The first climb of the day - the Cat.1 Puerto de Orduna - comes after 44km of racing. It's 7.7km long at an average gradient of 7.8%. The final climb is on a new wide road and it's not as steep as the concluding climb yesterday, which saw Alberto Contador put in a massive seven attacks. It's 13km long but with an average gradient of 5.2%. The steepest part is at the start where the slope is 9%.
There's an early attack from four riders: Jesus Rosendo (Andalucia), Simon Clarke (Orica-GreenEdge), Tony Martin (Omega Pharma-Quick Step) and Luis Angel Mate (Cofidis). They have about eight second over the pack.
They're off! The 160.6km stage is underway. Two categorised climbs on the agenda today: the Cat.1 Puerto de Orduna and then the final Cat.1 ascent to the finish. Once again, it's a short and sharp stage - which should encourage attacking riding.
The remaining 197 riders are pedalling through the neutral section of today's stage. Just the one withdrawal so far in this year's race: Italian Enrico Gasparotto (Astana), who crashed during the technical team time trial in Pamplona on the first stage of the race, breaking a collarbone.
Alejandro Valverde leads compatriot and Movistar team-mate Benat Intxausti by 18 seconds on GC, with Joaquim Rodriguez in second place, a further second down.

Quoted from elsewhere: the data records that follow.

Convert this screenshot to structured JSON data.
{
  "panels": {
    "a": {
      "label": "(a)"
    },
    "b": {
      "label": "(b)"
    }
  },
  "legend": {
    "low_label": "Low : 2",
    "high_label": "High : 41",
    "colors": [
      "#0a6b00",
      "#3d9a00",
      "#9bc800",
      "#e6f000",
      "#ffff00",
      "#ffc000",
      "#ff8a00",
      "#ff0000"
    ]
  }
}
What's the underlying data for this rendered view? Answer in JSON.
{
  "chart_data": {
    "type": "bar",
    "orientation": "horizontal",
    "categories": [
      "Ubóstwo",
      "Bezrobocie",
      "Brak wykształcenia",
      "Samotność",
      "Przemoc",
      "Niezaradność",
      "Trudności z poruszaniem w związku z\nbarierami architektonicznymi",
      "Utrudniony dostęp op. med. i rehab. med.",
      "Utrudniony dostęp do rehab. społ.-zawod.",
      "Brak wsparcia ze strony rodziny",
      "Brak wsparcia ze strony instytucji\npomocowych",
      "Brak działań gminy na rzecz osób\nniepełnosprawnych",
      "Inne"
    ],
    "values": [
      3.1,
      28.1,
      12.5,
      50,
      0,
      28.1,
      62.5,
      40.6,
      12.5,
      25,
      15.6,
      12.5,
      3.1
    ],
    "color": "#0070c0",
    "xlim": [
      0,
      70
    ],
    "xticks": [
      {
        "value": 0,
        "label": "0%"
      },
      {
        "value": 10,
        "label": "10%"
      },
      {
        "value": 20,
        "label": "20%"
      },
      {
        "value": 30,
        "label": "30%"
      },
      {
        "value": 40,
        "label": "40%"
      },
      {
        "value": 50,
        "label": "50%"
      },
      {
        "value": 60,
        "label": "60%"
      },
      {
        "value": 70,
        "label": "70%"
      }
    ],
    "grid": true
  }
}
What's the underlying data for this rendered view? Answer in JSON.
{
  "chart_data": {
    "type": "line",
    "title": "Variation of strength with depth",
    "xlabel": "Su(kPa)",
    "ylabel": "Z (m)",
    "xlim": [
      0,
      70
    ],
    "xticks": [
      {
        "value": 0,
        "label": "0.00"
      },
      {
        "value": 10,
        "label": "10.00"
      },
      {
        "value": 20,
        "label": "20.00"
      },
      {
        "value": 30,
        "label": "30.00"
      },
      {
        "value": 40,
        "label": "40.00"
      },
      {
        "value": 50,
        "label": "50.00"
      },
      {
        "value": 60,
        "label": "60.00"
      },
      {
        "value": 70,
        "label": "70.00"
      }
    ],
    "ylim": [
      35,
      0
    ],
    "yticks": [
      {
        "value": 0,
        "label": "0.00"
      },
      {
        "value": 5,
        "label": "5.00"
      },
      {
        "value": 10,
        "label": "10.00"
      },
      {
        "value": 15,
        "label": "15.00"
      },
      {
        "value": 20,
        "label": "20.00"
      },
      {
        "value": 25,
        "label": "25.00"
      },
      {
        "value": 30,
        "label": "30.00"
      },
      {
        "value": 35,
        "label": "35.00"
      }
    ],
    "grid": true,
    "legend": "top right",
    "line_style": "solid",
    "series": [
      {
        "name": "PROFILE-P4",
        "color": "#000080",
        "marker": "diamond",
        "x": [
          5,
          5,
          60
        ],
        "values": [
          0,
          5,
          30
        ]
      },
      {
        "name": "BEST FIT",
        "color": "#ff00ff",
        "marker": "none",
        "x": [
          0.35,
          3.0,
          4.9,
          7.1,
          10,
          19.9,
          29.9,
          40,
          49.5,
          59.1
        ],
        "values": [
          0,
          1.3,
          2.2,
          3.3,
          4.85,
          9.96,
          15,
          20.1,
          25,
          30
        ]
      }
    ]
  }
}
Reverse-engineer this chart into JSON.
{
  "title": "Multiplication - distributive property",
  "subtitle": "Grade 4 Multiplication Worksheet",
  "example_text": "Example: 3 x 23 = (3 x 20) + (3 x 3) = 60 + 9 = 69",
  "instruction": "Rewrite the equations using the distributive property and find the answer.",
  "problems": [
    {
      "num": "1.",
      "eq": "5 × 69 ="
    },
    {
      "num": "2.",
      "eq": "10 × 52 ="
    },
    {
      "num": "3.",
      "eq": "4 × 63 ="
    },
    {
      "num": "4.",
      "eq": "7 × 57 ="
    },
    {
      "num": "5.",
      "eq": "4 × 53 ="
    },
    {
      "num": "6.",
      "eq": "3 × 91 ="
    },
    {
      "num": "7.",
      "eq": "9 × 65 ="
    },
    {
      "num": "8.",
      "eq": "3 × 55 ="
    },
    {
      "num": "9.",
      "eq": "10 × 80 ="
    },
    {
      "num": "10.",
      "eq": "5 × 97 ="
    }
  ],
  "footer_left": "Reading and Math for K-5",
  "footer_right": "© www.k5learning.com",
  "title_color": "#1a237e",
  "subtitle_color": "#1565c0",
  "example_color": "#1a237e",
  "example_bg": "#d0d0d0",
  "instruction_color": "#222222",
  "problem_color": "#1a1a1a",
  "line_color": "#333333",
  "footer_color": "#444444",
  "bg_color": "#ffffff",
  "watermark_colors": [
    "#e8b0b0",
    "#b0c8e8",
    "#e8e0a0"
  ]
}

Chris Froome is fourth, at 20 seconds, and Alberto Contador in fifth, at 24 seconds.
Yesterday, Spain's Alejandro Valverde pipped compatriot Joaquim Rodriguez to win stage three of the Vuelta a Espana and move into the red leader's jersey. A late dig saw Movistar's Valverde rider surge past Rodriguez of Katusha on the closing straight of the 155km hilly stage through the Basque region in northern Spain.
Welcome to live coverage of stage four of the Vuelta a Espana - a 160.5km trek through the Pais Vasco mountains which culminates in a Cat.1 climb to the ski station of Valdezcaray.